In it you can find an example of how to use this system, which demonstrates both how nesting of the StructuredError is expected, reducing cognitive load, and how the context system works for root and child spans, as well as automatically handling error states;

// F1 is the start of our chain of execution, it creates a root context
func F1() (err error) {
  // If we were continuing a distributed trace, we would pass the traceID and parentID from the incoming
  // request, instead of nils
  ctx := NewRootContext("F1", nil, nil, WithStringInfo("key1", "value1"))
  defer ctx.Close(&err)

  // Emulate work
  time.Sleep(100 * time.Millisecond)

  err = F2(ctx)
  if err != nil {
    return New(ctx, err, WithStringInfo("error1", "value1"))
  }

  return nil
}

// F2 is still within our system, so it creates a child context to denote the nested span
func F2(ctx *OtelContext) (err error) {
  ctx = ctx.NewChildContext("F2", WithStringInfo("key2", "value2"))
  defer ctx.Close(&err)

  // Emulate work
  time.Sleep(100 * time.Millisecond)

  err = F3(ctx)
  if err != nil {
    return New(ctx, err, WithStringInfo("error2", "value2"))
  }

  return nil
}

// F3 is an external call, it doesn't understand OtelContext, and will return a normal error
func F3(ctx context.Context) (err error) {
  return &BadError{}
}

Which automatically generates the observability information discussed in this post, whilst still supporting errors.As, errors.Is, and the error interface;

  err := F1()

  var badError *BadError
  assert.ErrorAs(t, err, &badError)
  assert.ErrorIs(t, err, ErrSomethingBad)
  assert.Equal(t, err.Error(), ErrSomethingBad.Error())

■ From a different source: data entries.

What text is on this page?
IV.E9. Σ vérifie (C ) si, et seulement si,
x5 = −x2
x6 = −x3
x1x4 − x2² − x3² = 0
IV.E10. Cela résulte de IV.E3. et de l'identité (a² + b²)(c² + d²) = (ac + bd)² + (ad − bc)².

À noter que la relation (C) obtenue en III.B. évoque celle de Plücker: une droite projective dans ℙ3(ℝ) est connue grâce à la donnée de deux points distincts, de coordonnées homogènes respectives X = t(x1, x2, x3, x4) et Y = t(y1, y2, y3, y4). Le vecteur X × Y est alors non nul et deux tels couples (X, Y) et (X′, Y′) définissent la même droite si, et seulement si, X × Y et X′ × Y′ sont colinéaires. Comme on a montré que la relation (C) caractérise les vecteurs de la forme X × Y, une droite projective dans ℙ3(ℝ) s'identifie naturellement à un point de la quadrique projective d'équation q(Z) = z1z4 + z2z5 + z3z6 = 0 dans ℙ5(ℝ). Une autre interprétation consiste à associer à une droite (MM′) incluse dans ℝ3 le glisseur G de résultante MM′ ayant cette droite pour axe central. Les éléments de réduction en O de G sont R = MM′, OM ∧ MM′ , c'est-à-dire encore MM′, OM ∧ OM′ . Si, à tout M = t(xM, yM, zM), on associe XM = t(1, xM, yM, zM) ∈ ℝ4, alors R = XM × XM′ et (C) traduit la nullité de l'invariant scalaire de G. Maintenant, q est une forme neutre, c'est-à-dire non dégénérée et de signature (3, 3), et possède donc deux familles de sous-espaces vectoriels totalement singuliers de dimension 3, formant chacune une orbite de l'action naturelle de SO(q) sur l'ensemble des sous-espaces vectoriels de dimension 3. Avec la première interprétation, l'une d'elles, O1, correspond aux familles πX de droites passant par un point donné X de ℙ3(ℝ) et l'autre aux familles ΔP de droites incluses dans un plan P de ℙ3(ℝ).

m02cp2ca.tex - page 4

  cause, callstack, additionalInfo := GetLoggingInfo(err)
  assert.Equal(t, cause, ErrSomethingBad.Error())
  assert.Contains(t, callstack, "example_test.go:")
  assert.Equal(t, additionalInfo, AdditionalInfos{
    WithStringInfo("key1", "value1"),
    WithStringInfo("error1", "value1"),
    WithStringInfo("key2", "value2"),
    WithStringInfo("error2", "value2"),
  })

Summing Up 🎁

For me the issues with Go’s error handling have never been about syntax, they’ve been about the loss of observability information - I understand this was done with the aim of performance, but being unable to fix a bug for hours because you can’t find what actually went wrong is, to me, an unacceptable trade off. However, as error and context.Context are both interfaces, the Go dev team facilitate our own implementations, and this in turn allows us to add the information we need as we need it.